By Karen Datko Nov 11, 2010 9:04AM

This guest post comes from Lauren at Richly Reasonable.

 

Last week I told y'all how I'm helping the folks purge their closets, drawers and cabinets of childhood "relics" that the sisters and I had left behind (either intentionally or unintentionally).

 

Apart from some interesting finds -- like my fifth-grade autobiography/political manifesto (because of which I am now likely on some sort of government watch list; crazy, crazy stuff) -- most of my discoveries have been, as expected, junk.

Some of the found items we could have never meant to leave behind, i.e., Hungry Hungry Hippos. Many of the things, however, we simply couldn't bring ourselves to throw away. But that didn't mean we wanted them in our houses either.

 

So why do we keep junk? Better yet, why do we buy it in the first place?

 

We are delusional. I found 20 puzzles in one closet, several of which were unopened. Did we delude ourselves into believing that we could be some sort of puzzle maniacs? No one has ever done that many puzzles before.

 

It's impossible, which is perhaps why our puzzle goals were soon abandoned. Puzzles left us with nothing but broken dreams and an incredibly cramped closet space.

 

This is the type of stuff you buy because you envision it somehow changing/enhancing your life in an unrealistic way and/or you overestimate how committed you will be to using it. 
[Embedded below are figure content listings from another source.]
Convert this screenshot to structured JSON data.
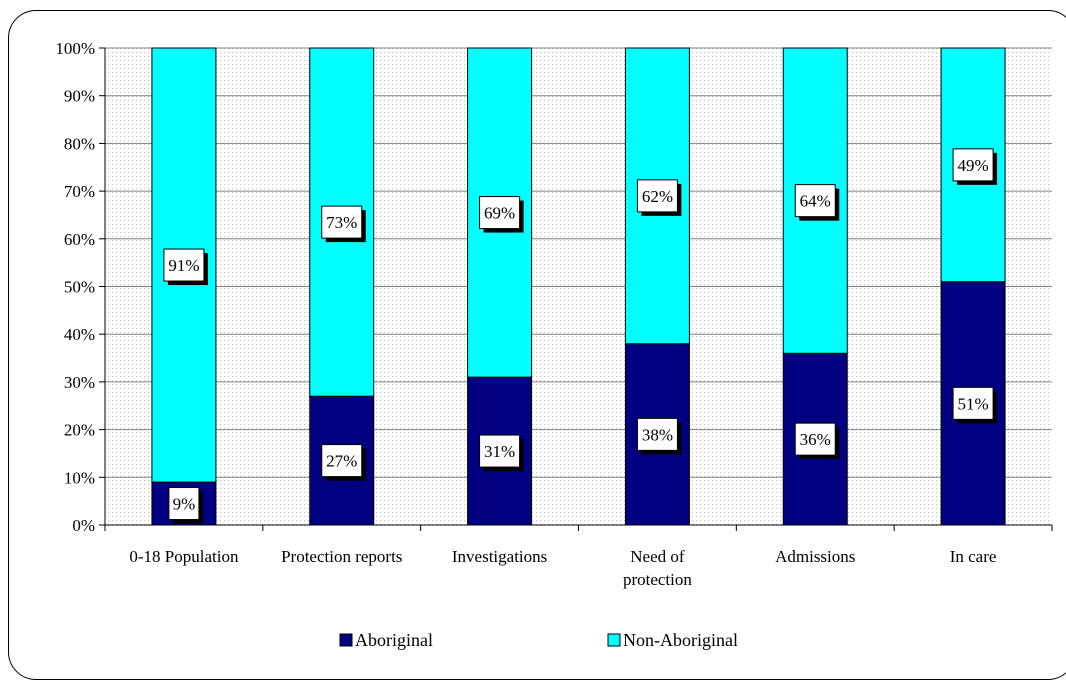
{
  "chart_data": {
    "type": "bar",
    "stacked": true,
    "categories": [
      "0-18 Population",
      "Protection reports",
      "Investigations",
      "Need of protection",
      "Admissions",
      "In care"
    ],
    "category_lines": [
      [
        "0-18 Population"
      ],
      [
        "Protection reports"
      ],
      [
        "Investigations"
      ],
      [
        "Need of",
        "protection"
      ],
      [
        "Admissions"
      ],
      [
        "In care"
      ]
    ],
    "series": [
      {
        "name": "Aboriginal",
        "values": [
          9,
          27,
          31,
          38,
          36,
          51
        ],
        "labels": [
          "9%",
          "27%",
          "31%",
          "38%",
          "36%",
          "51%"
        ],
        "color": "#000080"
      },
      {
        "name": "Non-Aboriginal",
        "values": [
          91,
          73,
          69,
          62,
          64,
          49
        ],
        "labels": [
          "91%",
          "73%",
          "69%",
          "62%",
          "64%",
          "49%"
        ],
        "color": "#00FFFF"
      }
    ],
    "ylim": [
      0,
      100
    ],
    "yticks": [
      "0%",
      "10%",
      "20%",
      "30%",
      "40%",
      "50%",
      "60%",
      "70%",
      "80%",
      "90%",
      "100%"
    ],
    "grid": true,
    "legend": "bottom",
    "title": "",
    "xlabel": "",
    "ylabel": ""
  }
}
Example: If I buy a book on how to learn Italian, I will practice it every night. Pretty soon, people will start recognizing how very cultured and fancy I am. Then, Italians everywhere will embrace me as their own and give me free spaghetti.

Anyone want to learn how to speak Italian? I've got a book for ya.

 

It's for/from someone else. Do the world a favor, don't give gifts of stuff. I know, I know. It's the thought that counts, but this is why I don't like office Christmas parties.

 

I don't mind the $15 limit, but I do not want the singing Christmas fish or anything else equally "festive" or "hilarious." I feel guilty throwing these unused items in landfills, so they linger around the house even longer than they should.

Great idea: This year at your holiday work parties, everyone buy $15 worth of toilet paper, paper towels or Ziploc bags. Useful and thoughtful, it's win-win-win.

Obligatory, last-minute, or unnecessary gifts can be dangerous. If you give them, you may not realize that they could actually be causing more work for the receiver. If you receive them, you may feel obligated to keep them around, even if you really don't want to.

 

Stuff is hard to get rid of. You have a junk drawer. Why? It may be just six paces from the trash can, and yet it still collects.

 

I've been through about 100 of 'em this week and I believe I've arrived at a sound junk-drawer theory: Throwing something away requires making a decision, and sometimes it's just easier to put that decision off until later -- and sometimes the trash can is still too far away.

 

At times we revisit past delusions (see No. 1 above) and start to believe again that we could be The Puzzle Master. The longer it lingers, the greater our emotional attachment to unimportant stuff becomes. I realized this when my mother said we could give away the Christmas potholders.

 

"You want to get rid of those?!" I cried.

 

"Yeah," she stated.

 

"But those have been around forever!" I reasoned.

 

"Yeah, and I never liked or used them," she stated again.

 

"Oh, well, then. I guess we should get rid of them," I agreed.

 

Don't attach yourself emotionally to stuff. It's ridiculous to place more value on something just because it has been hanging around for a while.